Surge of signatures on power feed-in tariff petition

By staff writers
November 18, 2011

The Church of England is calling on the Government to slow down their plans to drop the rate of returns on electricity grid feed-in tariffs for solar panels to give churches, and other community groups, more time to complete installation. It is also asking for a special community tariff.

The sudden cuts announced two weeks ago look set to devastate the solar industry in the UK, and destroy thousands of jobs and small businesses.

A wide ranges of groups including the CBI and the Green Party have condemned the move which they believe will cause even further problems for the economy, and undermine an important UK industry which was previously growing.

The online petition from the Archbishops’ Council’s Cathedral and Church Building Division has already attracted almost 1000 signatures from both individuals and groups.

Already 35 Church of England churches have solar panels installed and more than 300 are actively considering a solar project.

Campaigners say the 50 per cent cut in return rate introduced for December 12 will penalise churches and other community groups who are committed to installing solar panels, but will not now have time to complete their projects before the deadline.

The installation of solar panels is promoted across the Church of England’s 44 dioceses as a way of using natural resources to reduce the carbon footprint of a church.
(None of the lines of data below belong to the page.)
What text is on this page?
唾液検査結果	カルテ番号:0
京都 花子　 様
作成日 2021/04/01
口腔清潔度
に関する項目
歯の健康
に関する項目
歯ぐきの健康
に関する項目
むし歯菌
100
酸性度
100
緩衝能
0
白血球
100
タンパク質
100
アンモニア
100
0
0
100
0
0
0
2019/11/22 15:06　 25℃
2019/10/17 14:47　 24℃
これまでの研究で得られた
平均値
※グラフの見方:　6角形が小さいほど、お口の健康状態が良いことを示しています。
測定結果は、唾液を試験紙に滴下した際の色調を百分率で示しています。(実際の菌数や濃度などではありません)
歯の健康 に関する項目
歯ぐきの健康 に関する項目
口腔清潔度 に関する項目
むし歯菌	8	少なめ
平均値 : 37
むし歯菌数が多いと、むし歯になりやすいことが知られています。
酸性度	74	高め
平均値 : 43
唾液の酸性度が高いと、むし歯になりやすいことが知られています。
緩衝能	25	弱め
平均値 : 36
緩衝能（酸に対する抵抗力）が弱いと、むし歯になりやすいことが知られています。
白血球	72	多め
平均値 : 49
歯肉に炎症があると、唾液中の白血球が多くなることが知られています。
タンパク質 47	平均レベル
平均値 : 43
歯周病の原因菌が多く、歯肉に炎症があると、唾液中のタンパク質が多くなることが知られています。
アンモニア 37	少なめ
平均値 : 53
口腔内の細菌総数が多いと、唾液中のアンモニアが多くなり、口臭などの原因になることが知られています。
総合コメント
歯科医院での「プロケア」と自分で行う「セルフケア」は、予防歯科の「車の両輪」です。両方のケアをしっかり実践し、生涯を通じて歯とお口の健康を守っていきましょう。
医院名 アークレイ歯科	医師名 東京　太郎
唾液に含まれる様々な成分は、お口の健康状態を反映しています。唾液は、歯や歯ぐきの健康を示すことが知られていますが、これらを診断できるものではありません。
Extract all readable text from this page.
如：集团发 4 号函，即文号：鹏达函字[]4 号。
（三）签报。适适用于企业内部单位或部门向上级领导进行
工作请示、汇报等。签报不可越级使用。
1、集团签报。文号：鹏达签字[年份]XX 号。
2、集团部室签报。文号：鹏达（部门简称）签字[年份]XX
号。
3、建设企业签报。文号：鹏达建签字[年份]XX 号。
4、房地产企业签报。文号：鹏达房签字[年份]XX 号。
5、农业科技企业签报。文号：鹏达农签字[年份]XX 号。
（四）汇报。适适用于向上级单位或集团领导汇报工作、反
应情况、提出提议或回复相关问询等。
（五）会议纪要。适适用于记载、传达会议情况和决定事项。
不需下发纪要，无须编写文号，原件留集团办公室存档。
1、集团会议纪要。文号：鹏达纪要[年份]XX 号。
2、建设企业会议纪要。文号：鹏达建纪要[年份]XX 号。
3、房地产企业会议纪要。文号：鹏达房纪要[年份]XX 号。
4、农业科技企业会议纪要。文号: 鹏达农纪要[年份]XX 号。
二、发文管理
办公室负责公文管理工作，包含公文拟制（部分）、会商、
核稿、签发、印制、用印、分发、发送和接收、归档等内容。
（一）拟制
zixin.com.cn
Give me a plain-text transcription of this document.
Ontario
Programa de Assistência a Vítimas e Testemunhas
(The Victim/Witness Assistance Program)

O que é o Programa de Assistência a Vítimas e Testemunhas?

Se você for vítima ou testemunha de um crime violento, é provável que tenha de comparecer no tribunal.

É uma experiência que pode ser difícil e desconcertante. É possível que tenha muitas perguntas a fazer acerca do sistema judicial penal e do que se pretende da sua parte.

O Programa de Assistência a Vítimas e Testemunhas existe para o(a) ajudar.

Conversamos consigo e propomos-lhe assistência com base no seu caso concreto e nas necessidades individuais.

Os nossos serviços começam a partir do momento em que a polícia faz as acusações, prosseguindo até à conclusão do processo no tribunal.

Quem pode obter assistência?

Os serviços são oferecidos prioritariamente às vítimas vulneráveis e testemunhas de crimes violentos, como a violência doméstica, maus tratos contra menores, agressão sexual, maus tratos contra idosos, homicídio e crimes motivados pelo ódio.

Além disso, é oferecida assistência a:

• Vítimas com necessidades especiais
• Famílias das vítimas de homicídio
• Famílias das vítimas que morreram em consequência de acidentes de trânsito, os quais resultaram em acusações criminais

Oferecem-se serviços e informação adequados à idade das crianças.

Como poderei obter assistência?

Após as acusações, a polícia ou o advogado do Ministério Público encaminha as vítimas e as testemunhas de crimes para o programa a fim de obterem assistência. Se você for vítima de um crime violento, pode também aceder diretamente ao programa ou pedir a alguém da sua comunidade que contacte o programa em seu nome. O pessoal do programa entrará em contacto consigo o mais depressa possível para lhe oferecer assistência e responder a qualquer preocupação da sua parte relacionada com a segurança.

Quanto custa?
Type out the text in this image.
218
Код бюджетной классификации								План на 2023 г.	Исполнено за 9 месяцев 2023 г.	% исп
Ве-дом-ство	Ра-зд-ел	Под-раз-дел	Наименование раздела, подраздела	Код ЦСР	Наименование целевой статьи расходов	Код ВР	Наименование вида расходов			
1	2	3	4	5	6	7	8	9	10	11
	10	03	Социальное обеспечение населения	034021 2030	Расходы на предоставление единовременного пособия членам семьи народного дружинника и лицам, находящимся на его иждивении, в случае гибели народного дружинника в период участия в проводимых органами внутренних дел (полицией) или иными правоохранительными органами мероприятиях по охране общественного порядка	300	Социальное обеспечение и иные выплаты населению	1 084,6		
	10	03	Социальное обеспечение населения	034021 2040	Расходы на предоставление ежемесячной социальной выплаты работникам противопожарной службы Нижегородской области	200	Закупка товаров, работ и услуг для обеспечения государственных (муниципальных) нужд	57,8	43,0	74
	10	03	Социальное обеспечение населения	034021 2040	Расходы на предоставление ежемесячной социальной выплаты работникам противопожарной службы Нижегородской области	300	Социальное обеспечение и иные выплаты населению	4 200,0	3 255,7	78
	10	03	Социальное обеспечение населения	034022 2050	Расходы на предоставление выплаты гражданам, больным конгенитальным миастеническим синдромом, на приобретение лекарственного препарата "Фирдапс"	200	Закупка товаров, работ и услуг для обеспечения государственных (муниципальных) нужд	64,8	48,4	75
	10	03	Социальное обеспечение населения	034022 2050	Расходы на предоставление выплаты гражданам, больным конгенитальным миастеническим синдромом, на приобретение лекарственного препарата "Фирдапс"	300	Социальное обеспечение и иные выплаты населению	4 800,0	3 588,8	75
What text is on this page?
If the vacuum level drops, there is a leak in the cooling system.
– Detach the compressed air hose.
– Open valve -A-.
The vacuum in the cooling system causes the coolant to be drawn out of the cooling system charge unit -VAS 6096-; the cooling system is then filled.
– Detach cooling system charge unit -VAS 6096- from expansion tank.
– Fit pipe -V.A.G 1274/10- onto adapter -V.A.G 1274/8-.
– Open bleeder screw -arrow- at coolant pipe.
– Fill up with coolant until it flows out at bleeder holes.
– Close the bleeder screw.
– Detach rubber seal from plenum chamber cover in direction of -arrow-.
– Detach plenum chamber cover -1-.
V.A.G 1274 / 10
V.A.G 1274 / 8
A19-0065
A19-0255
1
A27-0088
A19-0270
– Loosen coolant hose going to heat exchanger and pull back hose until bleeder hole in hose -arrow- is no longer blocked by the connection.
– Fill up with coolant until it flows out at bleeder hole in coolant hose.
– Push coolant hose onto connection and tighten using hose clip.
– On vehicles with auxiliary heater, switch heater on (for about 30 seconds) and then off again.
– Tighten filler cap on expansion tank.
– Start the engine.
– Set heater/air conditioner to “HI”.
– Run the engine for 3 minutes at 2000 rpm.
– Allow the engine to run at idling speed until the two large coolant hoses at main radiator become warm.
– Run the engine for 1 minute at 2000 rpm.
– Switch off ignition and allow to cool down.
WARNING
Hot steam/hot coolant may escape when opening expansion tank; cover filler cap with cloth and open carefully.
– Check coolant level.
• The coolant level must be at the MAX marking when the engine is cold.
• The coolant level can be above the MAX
The Church, through its national environment campaign Shrinking the Footprint, is committed to the Government’s carbon reduction targets of 80 per cent by 2050.

Martyn Goss, social responsibility officer for Exeter Diocese said: “This news is very disappointing. Here in the Southwest we have been encouraging churches to install panels and many will be adversely affected by this cut in tariff resulting in having the rug pulled from underneath them by such short-term political decision making”.

David Shreeve, the Church of England’s national environment officer said: “The returns on a solar project will not be as financially attractive as they were and take longer to pay back. Whilst in the life of a church building this is not a long time it will take us into the next generation. As well as enabling churches to use renewable energy, we see solar panels on church roofs as setting a brilliant example to their local communities.”